Ein qualvoller Tod am Ende einer Krebserkrankung, das Siechtum im Verlauf/als Folge einer neurologischen Erkrankung wie Morbus Parkinson oder Multiple Sklerose, die unerträgliche Luftnot von Menschen mit Herz- und Lungenerkrankungen: Die Bilder all jener Betroffenen stehen bei der öffentlichen Debatte um die Liberalisierung des ärztlich assistierten Suizids im Vordergrund. Die Lebenssituation der Menschen, die sich zwischen 2010 und 2013 mit Unterstützung des Vereins „Sterbehilfe Deutschland” (StHD) das Leben genommen haben, sah jedoch häufig anders aus. Dies zeigt eine Untersuchung von Dr. Florian Bruns vom Institut für Geschichte der Medizin und Ethik in der Medizin der Berliner Charité. Grundlage waren die Angaben in den Berichtsbänden, die der Verein jährlich veröffentlicht, und in denen die Motive der betroffenen Menschen genannt werden.

Nur etwa die Hälfte der Patienten litt unter einer fortgeschrittenen Krebserkrankung, einer neurologischen Erkrankungen, einer Erkrankung der Lungen oder des Herz-Kreislauf-Systems. Die Studie lässt dabei offen, ob das Leid dieser Patienten mit Mitteln der Palliativmedizin nicht hätte erträglicher gemacht werden können, so dass sie von einem Suizid Abstand genommen hätten.

Unter denen, die sich mit Unterstützung des Vereins das Leben nahmen, litten 23 Prozent unter altersbedingten Erkrankungen. Hierzu zählen laut Dr. Bruns Knochenschwund, Gelenkverschleiß, Sehstörungen oder auch Schwerhörigkeit. Knapp 15 Prozent litten unter psychischen Erkrankungen, rund acht Prozent befanden sich in einem altersentsprechenden körperlichen und seelischen Gesundheitszustand.

Die Motivation zum Freitod betraf nur selten rein medizinische Probleme: Unerträgliche körperliche Symptome wie Schmerzen oder Luftnot gaben nur etwa 13 Prozent als Hauptgrund für den Sterbewunsch an. Insgesamt 29 Prozent nannten eine fehlende Lebensperspektive angesichts schwerer Erkrankung als Beweggrund, ohne dass dabei körperliche Symptome im Vordergrund standen. Bei rund 20 Prozent war Lebensmüdigkeit ohne Vorliegen einer schweren Erkrankung Auslöser für den Wunsch, das Leben vorzeitig zu beenden. Bei 24 Prozent war es die Angst vor Pflegebedürftigkeit, die sie bewegte, ihrem Leben ein vorzeitiges Ende zu setzen.

Diese Motive verweisen nach Ansicht von Dr. Bruns auf eine gesellschaftliche Dimension des Problems.
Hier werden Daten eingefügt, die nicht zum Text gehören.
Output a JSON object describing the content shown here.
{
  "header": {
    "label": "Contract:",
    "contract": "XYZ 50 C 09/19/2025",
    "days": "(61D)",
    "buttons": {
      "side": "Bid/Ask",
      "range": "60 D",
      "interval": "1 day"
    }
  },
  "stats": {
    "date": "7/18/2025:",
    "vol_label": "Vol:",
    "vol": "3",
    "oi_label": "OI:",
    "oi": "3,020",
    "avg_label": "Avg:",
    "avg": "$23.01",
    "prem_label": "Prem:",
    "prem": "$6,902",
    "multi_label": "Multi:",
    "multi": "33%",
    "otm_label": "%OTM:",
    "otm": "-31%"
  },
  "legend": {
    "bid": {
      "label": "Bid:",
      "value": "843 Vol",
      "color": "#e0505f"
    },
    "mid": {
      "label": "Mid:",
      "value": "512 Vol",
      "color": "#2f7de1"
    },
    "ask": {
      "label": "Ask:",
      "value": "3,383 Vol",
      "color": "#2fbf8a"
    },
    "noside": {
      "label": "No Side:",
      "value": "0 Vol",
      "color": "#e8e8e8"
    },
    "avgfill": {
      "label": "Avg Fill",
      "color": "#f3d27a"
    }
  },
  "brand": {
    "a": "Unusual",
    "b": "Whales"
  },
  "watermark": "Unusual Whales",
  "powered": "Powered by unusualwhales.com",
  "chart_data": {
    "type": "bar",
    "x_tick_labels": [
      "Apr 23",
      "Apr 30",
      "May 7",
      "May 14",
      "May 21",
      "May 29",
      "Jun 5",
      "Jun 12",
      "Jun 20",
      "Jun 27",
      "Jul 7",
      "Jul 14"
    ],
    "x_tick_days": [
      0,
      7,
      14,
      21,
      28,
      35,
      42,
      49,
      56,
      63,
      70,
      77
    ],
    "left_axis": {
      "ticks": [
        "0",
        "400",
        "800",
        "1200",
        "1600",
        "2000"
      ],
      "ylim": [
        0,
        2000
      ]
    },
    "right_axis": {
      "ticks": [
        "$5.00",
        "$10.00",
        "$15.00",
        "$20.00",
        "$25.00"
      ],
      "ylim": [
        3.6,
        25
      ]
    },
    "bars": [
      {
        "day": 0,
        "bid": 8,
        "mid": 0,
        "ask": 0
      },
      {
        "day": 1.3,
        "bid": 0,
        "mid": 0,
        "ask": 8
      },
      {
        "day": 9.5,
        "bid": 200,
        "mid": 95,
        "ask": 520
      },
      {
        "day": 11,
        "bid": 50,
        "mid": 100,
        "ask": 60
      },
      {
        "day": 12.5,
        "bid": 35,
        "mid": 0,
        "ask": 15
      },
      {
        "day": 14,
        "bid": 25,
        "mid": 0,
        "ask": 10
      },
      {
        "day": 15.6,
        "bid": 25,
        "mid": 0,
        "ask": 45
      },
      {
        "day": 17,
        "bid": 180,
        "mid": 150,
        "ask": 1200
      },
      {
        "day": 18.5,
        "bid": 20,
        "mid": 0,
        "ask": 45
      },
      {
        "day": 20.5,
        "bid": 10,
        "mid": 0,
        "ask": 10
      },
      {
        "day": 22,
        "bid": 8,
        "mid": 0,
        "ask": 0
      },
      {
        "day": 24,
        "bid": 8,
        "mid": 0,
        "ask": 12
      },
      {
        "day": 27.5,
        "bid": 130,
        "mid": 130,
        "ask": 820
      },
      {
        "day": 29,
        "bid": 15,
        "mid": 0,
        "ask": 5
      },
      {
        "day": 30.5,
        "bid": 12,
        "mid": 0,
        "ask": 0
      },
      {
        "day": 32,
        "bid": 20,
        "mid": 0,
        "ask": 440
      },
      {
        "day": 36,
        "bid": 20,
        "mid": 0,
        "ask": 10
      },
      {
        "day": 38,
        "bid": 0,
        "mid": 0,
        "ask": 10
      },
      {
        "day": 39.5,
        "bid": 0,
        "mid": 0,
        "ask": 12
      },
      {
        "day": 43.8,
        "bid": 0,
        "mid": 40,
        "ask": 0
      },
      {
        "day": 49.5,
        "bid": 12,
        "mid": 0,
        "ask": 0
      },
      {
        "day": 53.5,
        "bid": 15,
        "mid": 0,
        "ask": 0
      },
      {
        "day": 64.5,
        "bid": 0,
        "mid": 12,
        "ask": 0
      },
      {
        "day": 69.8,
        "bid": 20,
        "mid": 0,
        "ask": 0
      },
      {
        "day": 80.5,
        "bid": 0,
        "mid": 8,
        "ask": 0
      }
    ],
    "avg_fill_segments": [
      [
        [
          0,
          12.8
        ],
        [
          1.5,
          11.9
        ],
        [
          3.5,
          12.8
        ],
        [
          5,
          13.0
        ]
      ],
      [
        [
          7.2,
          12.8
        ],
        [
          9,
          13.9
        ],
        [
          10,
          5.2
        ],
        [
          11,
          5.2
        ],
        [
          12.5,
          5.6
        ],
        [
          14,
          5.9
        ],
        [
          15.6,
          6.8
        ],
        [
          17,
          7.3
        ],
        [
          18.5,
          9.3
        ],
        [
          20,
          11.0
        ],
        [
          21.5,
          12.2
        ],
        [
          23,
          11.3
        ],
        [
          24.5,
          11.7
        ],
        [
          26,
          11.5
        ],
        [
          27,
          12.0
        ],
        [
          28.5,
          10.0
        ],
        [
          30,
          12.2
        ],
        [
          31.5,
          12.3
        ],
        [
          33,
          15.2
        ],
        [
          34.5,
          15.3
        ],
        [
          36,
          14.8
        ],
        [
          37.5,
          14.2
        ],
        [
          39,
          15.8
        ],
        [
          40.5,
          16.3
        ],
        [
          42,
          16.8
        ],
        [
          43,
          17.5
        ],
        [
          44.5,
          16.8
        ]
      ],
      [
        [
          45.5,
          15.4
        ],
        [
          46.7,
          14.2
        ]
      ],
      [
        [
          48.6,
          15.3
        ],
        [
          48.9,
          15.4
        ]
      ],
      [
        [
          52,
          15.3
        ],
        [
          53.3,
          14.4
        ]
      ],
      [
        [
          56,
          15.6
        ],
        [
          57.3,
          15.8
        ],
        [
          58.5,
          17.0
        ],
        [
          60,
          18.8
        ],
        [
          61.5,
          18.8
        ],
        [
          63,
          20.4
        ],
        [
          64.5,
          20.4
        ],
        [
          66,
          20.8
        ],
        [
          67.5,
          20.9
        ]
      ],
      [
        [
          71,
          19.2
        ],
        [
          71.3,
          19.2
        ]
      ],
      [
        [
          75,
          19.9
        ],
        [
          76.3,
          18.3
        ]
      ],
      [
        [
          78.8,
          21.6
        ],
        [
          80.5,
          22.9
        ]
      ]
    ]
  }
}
Ein würdiger Umgang mit dem Alter, Pflegebedürftigkeit und psychischen Erkrankungen beruhe auf menschlicher Zuwendung, Solidarität und der politischen Bereitschaft, die nötigen finanziellen Ressourcen bereitzustellen, schreibt der Medizinethiker. Eine gesetzliche Regelung zur Erleichterung der Selbsttötung sende in diesem Zusammenhang ein fragwürdiges Signal.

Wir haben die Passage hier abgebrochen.